Cuando los españoles llegaron a lo que hoy es México, estaban dispuestos a escuchar las viejas leyendas de los indios locales. Quizá para impresionar a los colonizadores, los nativos les regalaban los oídos con fabulosos relatos de ciudades decoradas en oro y plata, construidas sobre grandes praderas más allá de los confines de la Nueva España, mucho más al norte del Río Grande, en lo que hoy es Estados Unidos. A estas historias hay que sumar los testimonios de Alvar Núñez Cabeza de Vaca, quien llegó a ciudad de México en 1536 con tres supervivientes tras su fracasada expedición a la Florida. Los indios carancaguas, con los que convivió seis años, le contaron una historia similar. A partir de ese momento, entre los conquistadores españoles cunde un mito semejante a El Dorado que era de ancestral tradición en los libros de caballerías medievales: las Siete Ciudades de Cíbola y Quivira, sustentadas y decoradas con incalculables riquezas, podían hallarse hacia el noroeste de los nuevos dominios españoles. Esta es la historia de una expedición aventuresca narrada sin intermediarios, en diarios de viaje por primera vez recopilados y, también, el relato de un gran desencanto.
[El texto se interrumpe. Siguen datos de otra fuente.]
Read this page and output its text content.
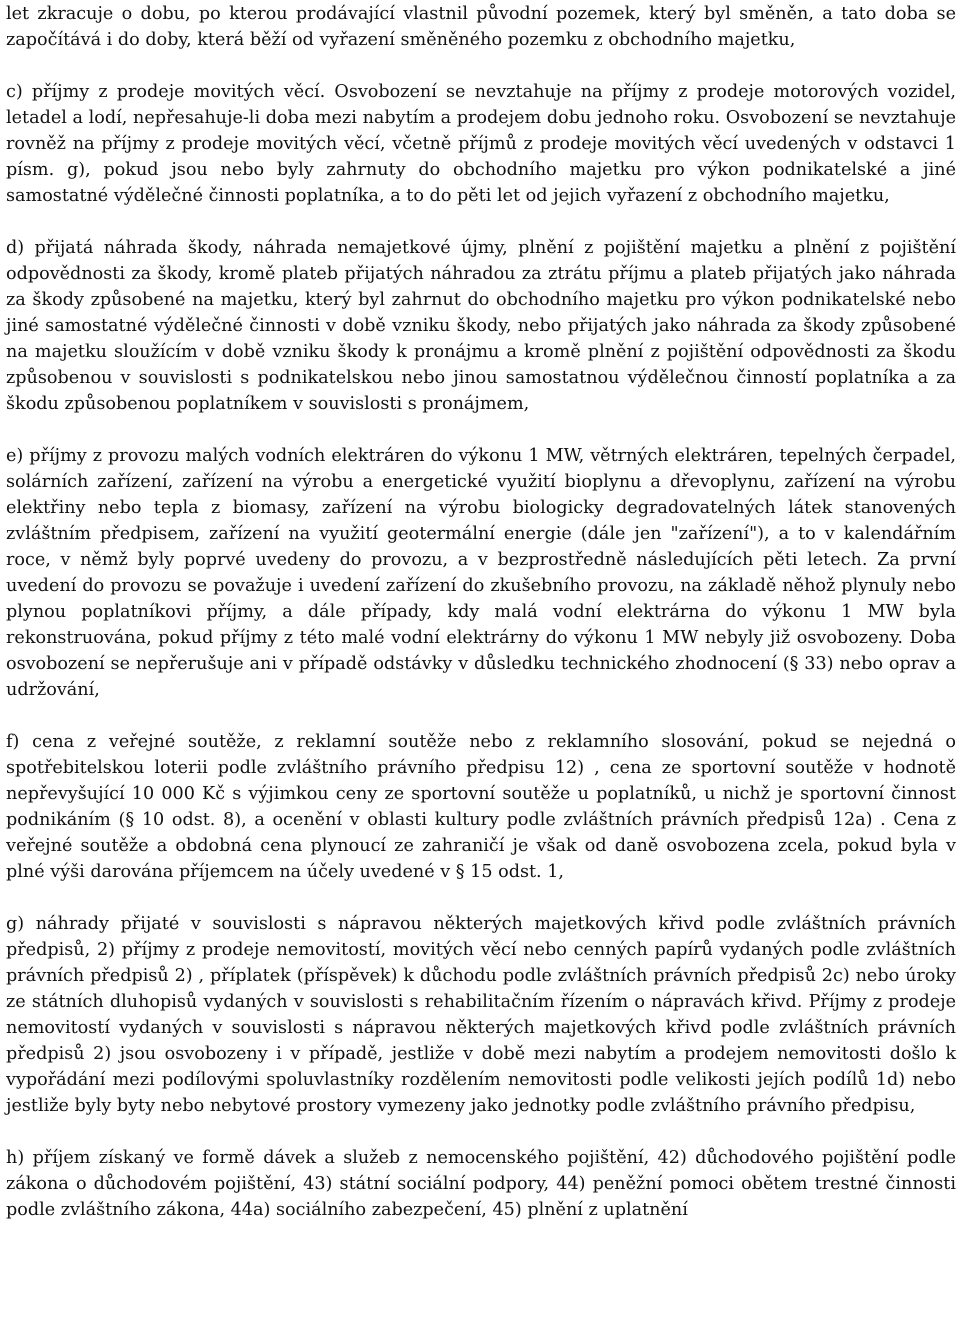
let zkracuje o dobu, po kterou prodávající vlastnil původní pozemek, který byl směněn, a tato doba se započítává i do doby, která běží od vyřazení směněného pozemku z obchodního majetku,

c) příjmy z prodeje movitých věcí. Osvobození se nevztahuje na příjmy z prodeje motorových vozidel, letadel a lodí, nepřesahuje-li doba mezi nabytím a prodejem dobu jednoho roku. Osvobození se nevztahuje rovněž na příjmy z prodeje movitých věcí, včetně příjmů z prodeje movitých věcí uvedených v odstavci 1 písm. g), pokud jsou nebo byly zahrnuty do obchodního majetku pro výkon podnikatelské a jiné samostatné výdělečné činnosti poplatníka, a to do pěti let od jejich vyřazení z obchodního majetku,

d) přijatá náhrada škody, náhrada nemajetkové újmy, plnění z pojištění majetku a plnění z pojištění odpovědnosti za škody, kromě plateb přijatých náhradou za ztrátu příjmu a plateb přijatých jako náhrada za škody způsobené na majetku, který byl zahrnut do obchodního majetku pro výkon podnikatelské nebo jiné samostatné výdělečné činnosti v době vzniku škody, nebo přijatých jako náhrada za škody způsobené na majetku sloužícím v době vzniku škody k pronájmu a kromě plnění z pojištění odpovědnosti za škodu způsobenou v souvislosti s podnikatelskou nebo jinou samostatnou výdělečnou činností poplatníka a za škodu způsobenou poplatníkem v souvislosti s pronájmem,

e) příjmy z provozu malých vodních elektráren do výkonu 1 MW, větrných elektráren, tepelných čerpadel, solárních zařízení, zařízení na výrobu a energetické využití bioplynu a dřevoplynu, zařízení na výrobu elektřiny nebo tepla z biomasy, zařízení na výrobu biologicky degradovatelných látek stanovených zvláštním předpisem, zařízení na využití geotermální energie (dále jen "zařízení"), a to v kalendářním roce, v němž byly poprvé uvedeny do provozu, a v bezprostředně následujících pěti letech. Za první uvedení do provozu se považuje i uvedení zařízení do zkušebního provozu, na základě něhož plynuly nebo plynou poplatníkovi příjmy, a dále případy, kdy malá vodní elektrárna do výkonu 1 MW byla rekonstruována, pokud příjmy z této malé vodní elektrárny do výkonu 1 MW nebyly již osvobozeny. Doba osvobození se nepřerušuje ani v případě odstávky v důsledku technického zhodnocení (§ 33) nebo oprav a udržování,

f) cena z veřejné soutěže, z reklamní soutěže nebo z reklamního slosování, pokud se nejedná o spotřebitelskou loterii podle zvláštního právního předpisu 12) , cena ze sportovní soutěže v hodnotě nepřevyšující 10 000 Kč s výjimkou ceny ze sportovní soutěže u poplatníků, u nichž je sportovní činnost podnikáním (§ 10 odst. 8), a ocenění v oblasti kultury podle zvláštních právních předpisů 12a) . Cena z veřejné soutěže a obdobná cena plynoucí ze zahraničí je však od daně osvobozena zcela, pokud byla v plné výši darována příjemcem na účely uvedené v § 15 odst. 1,

g) náhrady přijaté v souvislosti s nápravou některých majetkových křivd podle zvláštních právních předpisů, 2) příjmy z prodeje nemovitostí, movitých věcí nebo cenných papírů vydaných podle zvláštních právních předpisů 2) , příplatek (příspěvek) k důchodu podle zvláštních právních předpisů 2c) nebo úroky ze státních dluhopisů vydaných v souvislosti s rehabilitačním řízením o nápravách křivd. Příjmy z prodeje nemovitostí vydaných v souvislosti s nápravou některých majetkových křivd podle zvláštních právních předpisů 2) jsou osvobozeny i v případě, jestliže v době mezi nabytím a prodejem nemovitosti došlo k vypořádání mezi podílovými spoluvlastníky rozdělením nemovitosti podle velikosti jejích podílů 1d) nebo jestliže byly byty nebo nebytové prostory vymezeny jako jednotky podle zvláštního právního předpisu,

h) příjem získaný ve formě dávek a služeb z nemocenského pojištění, 42) důchodového pojištění podle zákona o důchodovém pojištění, 43) státní sociální podpory, 44) peněžní pomoci obětem trestné činnosti podle zvláštního zákona, 44a) sociálního zabezpečení, 45) plnění z uplatnění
La edición de estos diarios, realizada por el profesor Ángel Luis Encinas Moral en su “Crónica de la expedición de Francisco Vázquez de Coronado a las Grandes Praderas de Norteamérica” (Miraguano Ediciones), reúne todas las cartas, informes y testimonios de esta epopeya, obtenidos del Archivo General de Indias y de archivos norteamericanos y mexicanos y conforman la más completa base documental publicada en castellano sobre la expedición de Vázquez de Coronado. Pero antes de que nuestro protagonista Vázquez de Coronado ponga en marcha su gran expedición al norte, un franciscano, Marcos de Niza, partió en esa dirección en 1539 con 50 indios amigos liderados por el negro Estebanillo, conocido por Cabeza de Vaca, en calidad de guía. Descubrieron Arizona y Nuevo México y se detuvieron en Vacapa. Estebanillo continuó hacia el norte y, al cabo de unos días, un nativo llegó de vuelta portando una cruz por su indicación, con el testimonio de que había estado en la ciudad de Cíbola, un lugar decorado con turquesas. El fraile se animó a continuar hacia el norte, pero en el camino descubrirá que su enviado había sido asesinado por los indígenas. Fray Marcos decide dar media vuelta hasta ciudad de México y dejará dicho, sin ser cierto, haber visto “siete poblaciones razonables, de muy buena tierra y tener razón de que hay en ellas mucho oro y que lo tratan los naturales de ella en vasijas y joyas”. En Compostela, una de las estaciones de su recorrido de vuelta a casa, se encontrará con Vázquez de Coronado, a quien le narrará estas leyendas, pero nada en comparación a lo que contará el religioso, cada vez más henchido de orgullo y más fantasioso, ante el mismísimo Hernán Cortés.